Image processing is a critical component of many
applications, from social media to healthcare. However, processing large
volumes of image data can be time-consuming and resource-intensive. In this
tutorial, we'll show you how to use Azure Functions and Azure Blob Storage to
create a real-time image processing pipeline that can handle large volumes of
data with scalability and flexibility.
Prerequisites
Before we get started, you'll need to have the following:
1.
An Azure account
2.
Visual Studio Code
3.
Azure Functions extension for Visual Studio Code
4.
Azure Blob Storage extension for Visual Studio
Code
Creating the Azure
Functions App
The first step is to create an Azure Functions app. In
Visual Studio Code, select the Azure Functions extension and choose
"Create New Project". Follow the prompts to choose your programming
language and runtime.
Once your project is created, you can create a new function
by selecting the "Create Function" button in the Azure Functions
Explorer. Choose the Blob trigger template to create a function that responds
to new files added to Azure Blob Storage.
In this example, we'll create a function that recognizes
objects in images using Azure Cognitive Services. We'll use the Cognitive
Services extension for Visual Studio Code to connect to our Cognitive Services
account.
Creating the Azure
Blob Storage Account
Next, we'll create an Azure Blob Storage account to store
our image data. In the Azure portal, select "Create a resource" and
search for "Blob Storage". Choose "Storage account" and
follow the prompts to create a new account.
Once your account is created, select "Containers"

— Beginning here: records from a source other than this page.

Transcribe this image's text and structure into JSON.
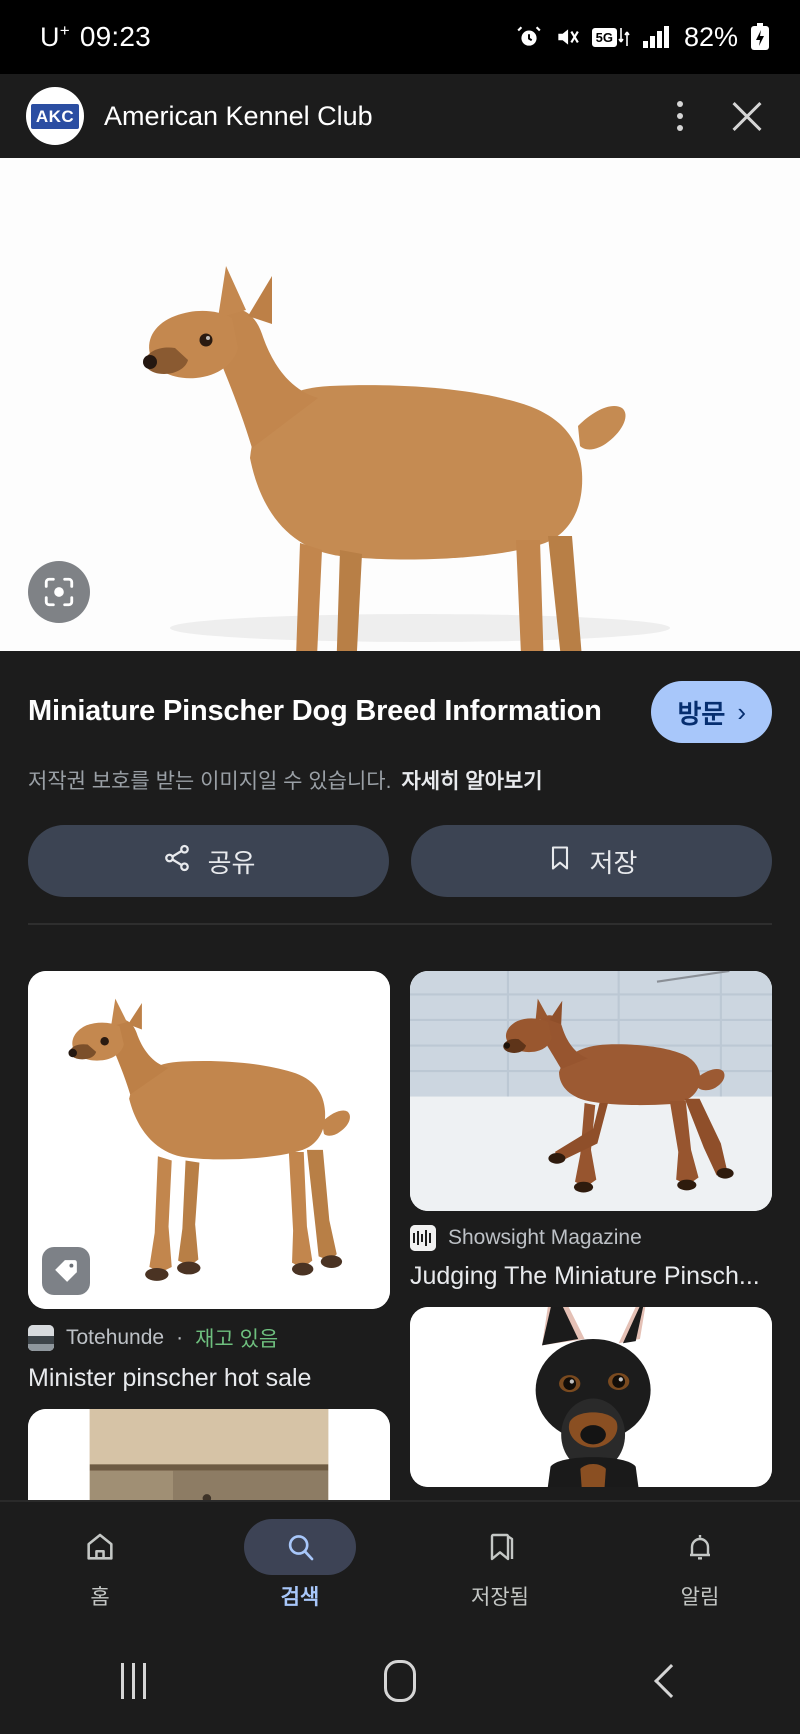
{
  "statusbar": {
    "carrier": "U",
    "carrier_sup": "+",
    "time": "09:23",
    "battery": "82%",
    "network": "5G",
    "icons": [
      "alarm-icon",
      "mute-icon",
      "5g-icon",
      "signal-icon",
      "battery-icon"
    ]
  },
  "appbar": {
    "logo_text": "AKC",
    "title": "American Kennel Club",
    "menu_icon": "kebab-menu-icon",
    "close_icon": "close-icon"
  },
  "hero": {
    "lens_icon": "google-lens-icon",
    "alt": "Miniature Pinscher standing in profile on white background"
  },
  "info": {
    "title": "Miniature Pinscher Dog Breed Information",
    "visit_label": "방문",
    "visit_chevron": "›",
    "copyright_text": "저작권 보호를 받는 이미지일 수 있습니다.",
    "learn_more": "자세히 알아보기",
    "share_label": "공유",
    "save_label": "저장",
    "share_icon": "share-icon",
    "save_icon": "bookmark-icon",
    "visit_pill_color": "#a8c7fa",
    "action_bg_color": "#3c4453"
  },
  "results": {
    "left": [
      {
        "source": "Totehunde",
        "separator": "·",
        "stock": "재고 있음",
        "stock_color": "#6ebf7e",
        "title": "Minister pinscher hot sale",
        "badge_icon": "price-tag-icon",
        "favicon": "totehunde-favicon"
      },
      {
        "source": "",
        "separator": "",
        "stock": "",
        "title": "",
        "favicon": ""
      }
    ],
    "right": [
      {
        "source": "Showsight Magazine",
        "separator": "",
        "stock": "",
        "title": "Judging The Miniature Pinsch...",
        "favicon": "showsight-favicon"
      },
      {
        "source": "",
        "separator": "",
        "stock": "",
        "title": "",
        "favicon": ""
      }
    ]
  },
  "bottomnav": {
    "items": [
      {
        "label": "홈",
        "icon": "home-icon",
        "active": false
      },
      {
        "label": "검색",
        "icon": "search-icon",
        "active": true
      },
      {
        "label": "저장됨",
        "icon": "bookmark-icon",
        "active": false
      },
      {
        "label": "알림",
        "icon": "bell-icon",
        "active": false
      }
    ],
    "active_color": "#a8c7fa"
  },
  "sysnav": {
    "recents_icon": "recents-icon",
    "home_icon": "home-pill-icon",
    "back_icon": "back-chevron-icon"
  }
}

to create a new container for your image data. Choose a container name and
access level, and select "Create". You can now add images to your
container through the Azure portal or through your Azure Functions app.
Connecting the Azure
Functions App to Azure Cognitive Services
To connect your Azure Functions app to Azure Cognitive
Services, you'll need to add the Cognitive Services extension to your project.
In Visual Studio Code, select the Extensions icon and search for "Azure
Cognitive Services". Install the extension and reload Visual Studio Code.
Next, open your function code and add the following code to
your function:
const { ComputerVisionClient } = require("@azure/cognitiveservices-computervision");
const { BlobServiceClient } = require("@azure/storage-blob");
module.exports = async function (context, myBlob) {
const endpoint = process.env["ComputerVisionEndpoint"];
const key = process.env["ComputerVisionKey"];
const client = new ComputerVisionClient({ endpoint, key });
const blobEndpoint = process.env["BlobEndpoint"];
const blobKey = process.env["BlobKey"];
const blobServiceClient = BlobServiceClient.fromConnectionString(`BlobEndpoint=${blobEndpoint};BlobAccessKey=${blobKey}`);
const containerClient = blobServiceClient.getContainerClient("mycontainer");
const buffer = myBlob;
const result = await client.analyzeImageInStream(buffer, { visualFeatures: ["Objects"] });
const blobName = context.bindingData.name;
const blobClient = containerClient.getBlockBlobClient(blobName);
const metadata = { tags: result.objects.map(obj => obj.objectProperty) };
await blobClient.setMetadata(metadata);
}
This code connects to your Azure Cognitive Services account
and creates a new ComputerVisionClient object. It also connects to your Blob
Storage account and retrieves the image data from the blob trigger.
The code then uses the Computer Vision API to analyze the
image and extract any objects it detects. It adds these object tags to the
image metadata and saves the updated metadata to Blob Storage.
Testing the Image
Processing Pipeline
Now that our image processing pipeline is set up, we can
test it by uploading an image to our Blob Storage container. The function
should automatically trigger and process the image, adding object tags to the
metadata.
To view the updated metadata, select the image in the Azure
portal and choose "Properties". You should see a list of object tags
extracted from the image.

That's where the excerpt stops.